The impact of the closure of the Strait, choking off around 20% of the world’s oil and gas supplies, has caused massive increases in the cost of fuel particularly hitting countries like Ireland and the UK which rank as the biggest importers of these vital energy sources.

Fuel prices in Ireland have shot up, with petrol rising by 15% and diesel costing nearly 30% more than in mid-February.

Home heating oil has surged in price by almost 70% in a country where most of the population rely on oil to provide heating for their homes.

With taxes making up almost 60% of fuel costs, Irish workers responded with fury taking action to demand that the government slash these levies to ease pressure on farmers, road hauliers and workers.

Last month, the Irish government announced a very minor cut in fuel taxes that the opposition party Sinn Fein called ‘a pathetic token gesture that doesn’t even come close to what is needed’.

The fuel crisis boiled over into widespread action, with social media used to mobilise farmers and hauliers, with the support of workers in cities and towns, to blockade Dublin city centre on Tuesday.

Key motorways have been brought to a standstill by slow moving convoys of trucks and agricultural vehicles while demonstrators have blocked ports in Galway and Limerick.

Also blocked is Ireland’s only refinery at Whitegate, near Cork, which processes imported oil that provides 40% of the country’s fuel demand.

On Thursday, Sonny Bord, a truck driver and protest organiser, told the Telegraph: ‘This is our third day now, and it’s going to keep continuing and escalating, because the rest of the country wants to get involved’, adding: ‘There are more and more towns and counties that want to have protests. The level of support we’re getting is unbelievable.’

In the face of the country effectively facing total shut down, the Irish government has turned to the armed forces of the state to crush a rapidly developing revolutionary situation.

The army has been instructed to support the police in physically removing vehicles blocking ports and the oil refinery, with defence minister Helen McEntee claiming the escalating disruption had now ‘crossed into criminal behaviour’.

Irish workers are condemned as ‘criminals’ and threatened with the full force of the capitalist state for the crime of fighting for their lives against crippling price increases inflicted on them by an imperialist war in the Middle East.

Prices that will continue to surge into the foreseeable future despite the ‘conditional reopening’ of the Strait of Hormuz following all the damage to gas and oil infrastructure throughout the region.

With the close connections between the working class in Ireland and Britain, a revolutionary confrontation between Irish workers and youth with the armed wing of the capitalist state will have a profound effect in Britain.

The UK working class faces the same attempt by the Labour government to impose the capitalist crisis, accelerated by imperialist war, on the backs of workers and their families.

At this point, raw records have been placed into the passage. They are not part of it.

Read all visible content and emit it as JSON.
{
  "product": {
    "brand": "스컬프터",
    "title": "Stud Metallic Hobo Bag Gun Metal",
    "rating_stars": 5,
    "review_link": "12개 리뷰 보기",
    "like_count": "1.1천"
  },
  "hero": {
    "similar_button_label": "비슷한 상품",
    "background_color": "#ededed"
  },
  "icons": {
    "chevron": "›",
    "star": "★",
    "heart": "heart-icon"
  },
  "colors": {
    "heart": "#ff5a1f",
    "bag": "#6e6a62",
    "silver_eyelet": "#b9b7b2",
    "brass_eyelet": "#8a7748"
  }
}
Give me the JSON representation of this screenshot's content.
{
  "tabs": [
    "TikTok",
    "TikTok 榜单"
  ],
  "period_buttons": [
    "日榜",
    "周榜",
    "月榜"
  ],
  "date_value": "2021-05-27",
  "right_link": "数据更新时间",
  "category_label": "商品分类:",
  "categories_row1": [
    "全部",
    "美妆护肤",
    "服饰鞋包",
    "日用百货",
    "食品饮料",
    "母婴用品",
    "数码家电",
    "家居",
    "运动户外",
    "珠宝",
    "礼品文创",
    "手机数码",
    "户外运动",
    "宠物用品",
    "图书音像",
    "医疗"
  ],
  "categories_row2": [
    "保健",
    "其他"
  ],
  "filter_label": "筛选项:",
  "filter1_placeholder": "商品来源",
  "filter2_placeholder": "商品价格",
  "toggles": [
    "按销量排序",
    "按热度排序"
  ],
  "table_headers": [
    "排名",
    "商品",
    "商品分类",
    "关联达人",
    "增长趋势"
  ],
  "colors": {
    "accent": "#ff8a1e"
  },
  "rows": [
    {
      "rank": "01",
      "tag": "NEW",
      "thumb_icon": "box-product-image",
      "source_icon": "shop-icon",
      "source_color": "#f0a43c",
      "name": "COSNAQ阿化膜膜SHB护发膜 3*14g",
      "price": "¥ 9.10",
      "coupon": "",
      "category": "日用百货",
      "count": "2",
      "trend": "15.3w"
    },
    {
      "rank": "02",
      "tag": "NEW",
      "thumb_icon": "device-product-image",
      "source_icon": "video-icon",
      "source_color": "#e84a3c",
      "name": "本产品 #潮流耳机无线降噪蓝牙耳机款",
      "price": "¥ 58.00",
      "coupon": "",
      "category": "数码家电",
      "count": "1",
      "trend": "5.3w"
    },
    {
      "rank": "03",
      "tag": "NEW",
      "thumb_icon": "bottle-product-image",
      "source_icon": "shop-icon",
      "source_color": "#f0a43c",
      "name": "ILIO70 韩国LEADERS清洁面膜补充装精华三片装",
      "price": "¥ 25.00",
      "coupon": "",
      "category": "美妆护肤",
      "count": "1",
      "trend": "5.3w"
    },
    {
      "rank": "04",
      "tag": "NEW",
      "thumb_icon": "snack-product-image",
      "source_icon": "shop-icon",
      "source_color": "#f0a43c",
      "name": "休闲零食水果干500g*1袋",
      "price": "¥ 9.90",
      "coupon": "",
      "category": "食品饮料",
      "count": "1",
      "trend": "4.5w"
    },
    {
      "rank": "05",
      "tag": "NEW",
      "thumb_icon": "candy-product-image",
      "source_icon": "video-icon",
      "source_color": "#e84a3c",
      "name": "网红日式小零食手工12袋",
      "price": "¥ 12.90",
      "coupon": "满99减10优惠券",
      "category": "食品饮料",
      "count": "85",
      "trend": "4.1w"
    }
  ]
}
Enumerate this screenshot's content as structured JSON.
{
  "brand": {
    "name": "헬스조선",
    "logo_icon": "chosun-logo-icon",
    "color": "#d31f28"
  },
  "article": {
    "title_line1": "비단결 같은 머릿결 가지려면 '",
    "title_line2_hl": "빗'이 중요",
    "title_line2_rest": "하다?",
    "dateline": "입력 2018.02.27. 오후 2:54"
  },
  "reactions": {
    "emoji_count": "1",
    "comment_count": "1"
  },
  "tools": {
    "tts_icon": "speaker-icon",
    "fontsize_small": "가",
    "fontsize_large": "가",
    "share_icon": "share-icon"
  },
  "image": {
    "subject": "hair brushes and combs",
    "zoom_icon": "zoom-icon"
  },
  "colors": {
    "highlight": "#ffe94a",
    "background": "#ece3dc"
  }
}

The demand today must be for the Irish and British working class to unite against their common enemy – a capitalist system that can only survive through turning to a police/military dictatorship in order to drive the working class back to the poverty era of the 1930s Great Depression.

The working class has the strength to put an end to capitalist wars at home and abroad.

The time has come for the working class in Ireland and the UK to force their trade unions to immediately call a general strike to bring down their governments and replace them with workers governments and a socialist planned economy.

Workers governments that will expropriate the banks and major industries like the giant oil companies, placing them under the control of the working class, building a society based on the needs of workers and not the profit of a handful of capitalists.

Forward to the victory of the Irish and British socialist revolution!